The MacIain Grave-slabs
Above the village of Kilchoan stands the ruins of St Comghan’s Church, once the parish church of Ardnamurchan. While there would have been an earlier building on the site, this structure was probably built in the 12th or 13th century, so it is very likely that the MacIains worshipped here.
Near the front door of the church, set into the grass of the churchyard, are two grave-slabs in the style of the Iona School, dating from the 14th or 15th century. Both are badly deteriorated and in need of conservation, but the main carvings are still visible.
On the larger of the two, a berlinn, one of the symbols of the MacIains, at the left end of the slab, is set above some figures which have been described as a ‘hunting scene’. To the right isa claymore (claidheamh mòr, “great sword” in Gaelic), the Scottish variant of the late medieval two-handed longsword. The characteristic cross hilt with downward-sloping ‘quillons’ is visible.
The smaller has the claymore pointing down to the berlinn, at right.
Some of the Iona grave slabs have writing around the edge, and both these slabs have space there, but their condition is such that, if writing there is, it cannot be read.
There is some question as to whether these grave-slabs were originally in St Comghan’s graveyard or whether they were stolen from Iona and placed there. The Iona Abbey and Clan Donald website, here, tells the story of Mac Iain Ghiorr (1624-94) whose name was proverbial in the West Highlands as a master thief. He was of the “Macdonald’s of Mingarry” in Ardnamurchan, “one of the MacIains of Ardnamurchan, a persecuted race” and ” … his new property was Grigadale near Ardnamurchan Point.” The story tells that he brought the two sculptured slabs from Iona to mark his parent’s grave at Kilchoan.
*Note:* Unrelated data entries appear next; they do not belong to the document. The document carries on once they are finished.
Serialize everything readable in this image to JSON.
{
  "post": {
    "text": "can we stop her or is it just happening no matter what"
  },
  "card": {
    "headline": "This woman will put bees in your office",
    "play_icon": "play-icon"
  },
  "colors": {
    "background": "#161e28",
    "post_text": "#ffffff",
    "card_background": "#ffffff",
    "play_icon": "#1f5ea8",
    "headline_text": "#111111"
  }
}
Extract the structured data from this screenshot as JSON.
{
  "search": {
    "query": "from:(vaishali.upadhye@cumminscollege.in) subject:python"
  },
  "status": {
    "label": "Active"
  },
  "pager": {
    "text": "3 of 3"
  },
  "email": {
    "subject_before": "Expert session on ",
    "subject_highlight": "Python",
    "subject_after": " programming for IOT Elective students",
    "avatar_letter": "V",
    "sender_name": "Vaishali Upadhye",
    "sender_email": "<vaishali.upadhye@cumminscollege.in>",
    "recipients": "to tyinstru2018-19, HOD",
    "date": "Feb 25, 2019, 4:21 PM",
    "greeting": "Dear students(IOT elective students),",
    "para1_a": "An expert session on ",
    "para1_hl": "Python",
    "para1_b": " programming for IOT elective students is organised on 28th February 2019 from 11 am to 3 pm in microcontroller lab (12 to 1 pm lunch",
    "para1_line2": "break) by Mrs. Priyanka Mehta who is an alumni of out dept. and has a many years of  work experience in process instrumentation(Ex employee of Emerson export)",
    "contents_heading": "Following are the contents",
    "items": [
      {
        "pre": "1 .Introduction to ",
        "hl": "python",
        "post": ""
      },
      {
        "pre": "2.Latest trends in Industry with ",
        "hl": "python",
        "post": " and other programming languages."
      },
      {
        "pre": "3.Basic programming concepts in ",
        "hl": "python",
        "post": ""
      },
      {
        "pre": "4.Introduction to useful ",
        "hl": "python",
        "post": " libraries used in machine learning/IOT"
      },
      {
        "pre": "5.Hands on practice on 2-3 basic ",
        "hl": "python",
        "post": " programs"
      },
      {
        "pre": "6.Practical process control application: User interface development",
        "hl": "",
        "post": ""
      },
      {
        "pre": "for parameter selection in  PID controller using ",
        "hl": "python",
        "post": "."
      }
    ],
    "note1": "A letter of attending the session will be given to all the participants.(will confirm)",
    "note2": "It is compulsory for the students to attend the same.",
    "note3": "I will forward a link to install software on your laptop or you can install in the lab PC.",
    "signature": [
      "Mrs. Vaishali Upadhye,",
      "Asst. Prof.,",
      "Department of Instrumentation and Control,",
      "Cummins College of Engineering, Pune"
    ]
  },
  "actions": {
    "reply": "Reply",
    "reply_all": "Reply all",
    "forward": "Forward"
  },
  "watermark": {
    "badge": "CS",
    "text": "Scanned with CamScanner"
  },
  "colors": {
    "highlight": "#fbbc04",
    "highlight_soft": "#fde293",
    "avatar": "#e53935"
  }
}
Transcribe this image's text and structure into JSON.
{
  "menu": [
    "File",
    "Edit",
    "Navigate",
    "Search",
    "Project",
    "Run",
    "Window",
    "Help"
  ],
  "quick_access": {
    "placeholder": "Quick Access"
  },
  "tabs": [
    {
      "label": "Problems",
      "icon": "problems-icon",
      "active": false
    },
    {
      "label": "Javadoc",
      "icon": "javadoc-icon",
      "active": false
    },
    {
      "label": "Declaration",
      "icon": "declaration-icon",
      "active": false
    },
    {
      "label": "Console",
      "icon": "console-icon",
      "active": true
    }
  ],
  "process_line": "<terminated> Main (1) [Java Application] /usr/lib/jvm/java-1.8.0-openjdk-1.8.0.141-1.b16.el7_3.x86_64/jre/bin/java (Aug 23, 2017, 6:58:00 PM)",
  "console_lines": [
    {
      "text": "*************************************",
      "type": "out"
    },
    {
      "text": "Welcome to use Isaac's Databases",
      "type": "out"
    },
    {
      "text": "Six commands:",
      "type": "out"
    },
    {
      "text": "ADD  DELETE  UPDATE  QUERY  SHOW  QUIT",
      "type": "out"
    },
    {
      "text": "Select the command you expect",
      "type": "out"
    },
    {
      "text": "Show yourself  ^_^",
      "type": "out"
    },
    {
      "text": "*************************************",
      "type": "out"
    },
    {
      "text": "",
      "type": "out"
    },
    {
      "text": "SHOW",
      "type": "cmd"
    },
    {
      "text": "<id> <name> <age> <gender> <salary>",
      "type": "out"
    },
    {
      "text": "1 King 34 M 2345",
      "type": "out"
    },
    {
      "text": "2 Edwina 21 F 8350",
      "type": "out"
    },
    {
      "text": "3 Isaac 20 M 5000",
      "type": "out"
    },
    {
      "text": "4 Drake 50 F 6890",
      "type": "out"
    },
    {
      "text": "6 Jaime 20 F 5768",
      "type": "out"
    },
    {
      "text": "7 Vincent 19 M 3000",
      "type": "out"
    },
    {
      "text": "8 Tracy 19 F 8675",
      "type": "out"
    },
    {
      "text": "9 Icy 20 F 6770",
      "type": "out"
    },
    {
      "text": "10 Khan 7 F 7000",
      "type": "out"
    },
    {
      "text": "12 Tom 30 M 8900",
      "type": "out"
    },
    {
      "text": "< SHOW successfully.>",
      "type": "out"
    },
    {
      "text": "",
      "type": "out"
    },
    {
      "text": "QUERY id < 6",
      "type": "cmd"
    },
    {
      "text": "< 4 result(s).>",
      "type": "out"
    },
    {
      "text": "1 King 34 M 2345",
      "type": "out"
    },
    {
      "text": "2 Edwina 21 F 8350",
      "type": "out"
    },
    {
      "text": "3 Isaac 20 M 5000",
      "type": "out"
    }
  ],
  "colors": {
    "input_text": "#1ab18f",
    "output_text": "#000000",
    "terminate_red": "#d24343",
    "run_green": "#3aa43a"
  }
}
The grave slab of John MacIain, who was killed with his two sons at the battle of Creag an Airgid in 1518, is in the Iona Abbey museum. A picture of the slab is on the CANMORE site, here. It, too, has a berlinn on it, and the slab is of particular interest because it shows what is probably John in two forms of armour, the one on the right being of the type he would have worn in the Highlands.